LOS ANGELES (CelebrityAccess) Netflix announced it is planning on offering $2 billion in bonds to fund new content but analysts are anything but excited.
Although Netflix stock has jumped 60 percent in 2018, is moving its headquarters into new, bigger digs in Los Angeles, and a surprisingly positive recent earnings report, investor gurus remain skeptical of the recent offer. The company’s annual spending on content has risen past $12 billion, according to Deadline Hollywood, and it has put almost 700 hours of original programming on its platform in the third quarter, a 50 percent increase from the last quarter.
“Netflix Is Addicted To Debt And Investors Should Be Terrified,” Yahoo Finance posted in a headline of a story published about an hour ago. The Verge was equally unkind, publishing an article titled “Why The Golden Age Of Streaming Could Be Coming To An End.” Meanwhile, Moody’s gave Netflix’s long-term credit a junk rating of Ba3.
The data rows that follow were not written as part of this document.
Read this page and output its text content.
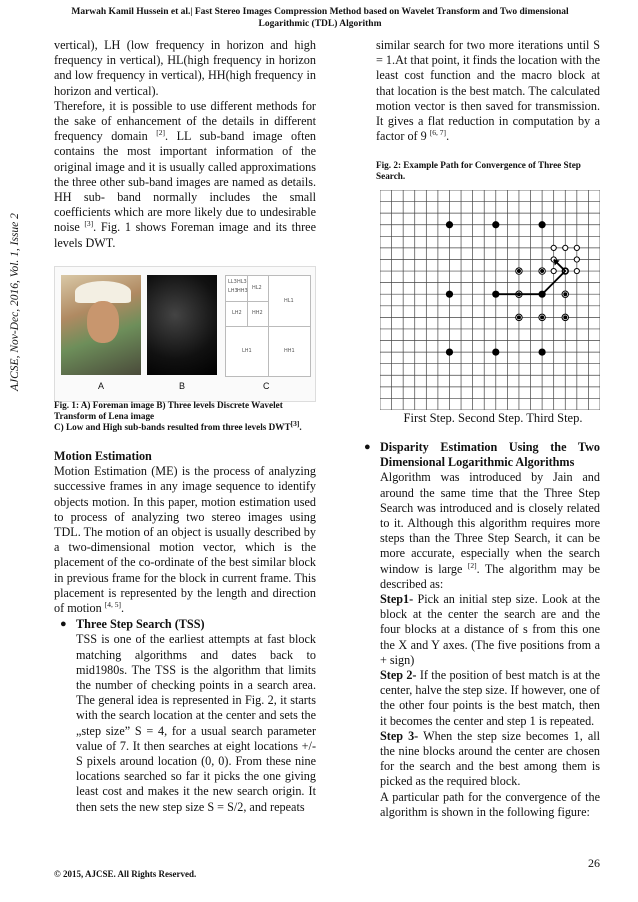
Marwah Kamil Hussein et al.| Fast Stereo Images Compression Method based on Wavelet Transform and Two dimensional
Logarithmic (TDL) Algorithm
AJCSE, Nov-Dec, 2016, Vol. 1, Issue 2

vertical), LH (low frequency in horizon and high frequency in vertical), HL(high frequency in horizon and low frequency in vertical), HH(high frequency in horizon and vertical).

Therefore, it is possible to use different methods for the sake of enhancement of the details in different frequency domain [2]. LL sub-band image often contains the most important information of the original image and it is usually called approximations the three other sub-band images are named as details. HH sub- band normally includes the small coefficients which are more likely due to undesirable noise [3]. Fig. 1 shows Foreman image and its three levels DWT.

LL3 HL3
LH3 HH3 HL2
LH2 HH2
HL1
LH1	HH1
A	B	C
Fig. 1: A) Foreman image B) Three levels Discrete Wavelet Transform of Lena image
C) Low and High sub-bands resulted from three levels DWT[3].

Motion Estimation

Motion Estimation (ME) is the process of analyzing successive frames in any image sequence to identify objects motion. In this paper, motion estimation used to process of analyzing two stereo images using TDL. The motion of an object is usually described by a two-dimensional motion vector, which is the placement of the co-ordinate of the best similar block in previous frame for the block in current frame. This placement is represented by the length and direction of motion [4, 5].

● Three Step Search (TSS)

TSS is one of the earliest attempts at fast block matching algorithms and dates back to mid1980s. The TSS is the algorithm that limits the number of checking points in a search area. The general idea is represented in Fig. 2, it starts with the search location at the center and sets the „step size” S = 4, for a usual search parameter value of 7. It then searches at eight locations +/- S pixels around location (0, 0). From these nine locations searched so far it picks the one giving least cost and makes it the new search origin. It then sets the new step size S = S/2, and repeats

similar search for two more iterations until S = 1.At that point, it finds the location with the least cost function and the macro block at that location is the best match. The calculated motion vector is then saved for transmission. It gives a flat reduction in computation by a factor of 9 [6, 7].

Fig. 2: Example Path for Convergence of Three Step Search.
First Step. Second Step. Third Step.

● Disparity Estimation Using the Two Dimensional Logarithmic Algorithms

Algorithm was introduced by Jain and around the same time that the Three Step Search was introduced and is closely related to it. Although this algorithm requires more steps than the Three Step Search, it can be more accurate, especially when the search window is large [2]. The algorithm may be described as:

Step1- Pick an initial step size. Look at the block at the center the search are and the four blocks at a distance of s from this one the X and Y axes. (The five positions from a + sign)

Step 2- If the position of best match is at the center, halve the step size. If however, one of the other four points is the best match, then it becomes the center and step 1 is repeated.

Step 3- When the step size becomes 1, all the nine blocks around the center are chosen for the search and the best among them is picked as the required block.

A particular path for the convergence of the algorithm is shown in the following figure:

26
© 2015, AJCSE. All Rights Reserved.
“Netflix is approaching a point where the growth in operating profit is going to grow faster than our growth in content cash spend, and that’s really going to drive the free cash flow towards improvement – it will eventually break even,” said Netflix chief financial officer David Wells on the third-quarter earnings call with analysts, according to Yahoo.
“My competitors have Netflix turning cash flow positive in two years, that’s just crazy – it’s not going to happen,” Wedbush technology analyst Michael Pachter said on Yahoo Finance’s Midday Movers show last week.
The bonds come as Disney plans to compete with Netflix next year with a format backed by content from Marvel, Lucasfilm and Pixar, The Verge noted. AT&T is alspo expected to launch its own Time-Warner focused equivalent around the same time, while Amazon and Comcast are already streaming content.
“That fight will have real implications for consumers as studios pull back licensed content and silo it into paid subscriptions,” wrote The Verge’s Russell Brandom. “Right now, a single Netflix subscription will get you Marvel movies and DC shows alongside in-house originals — but soon, both of those may leave for parent-company subscriptions at Disney and Time Warner respectively. It’s a kind of streaming Cold War, as each company tries to leverage its own franchises into a standalone subscription bundle.”
NFLX stock has danced around the $330 per share mark in morning trading.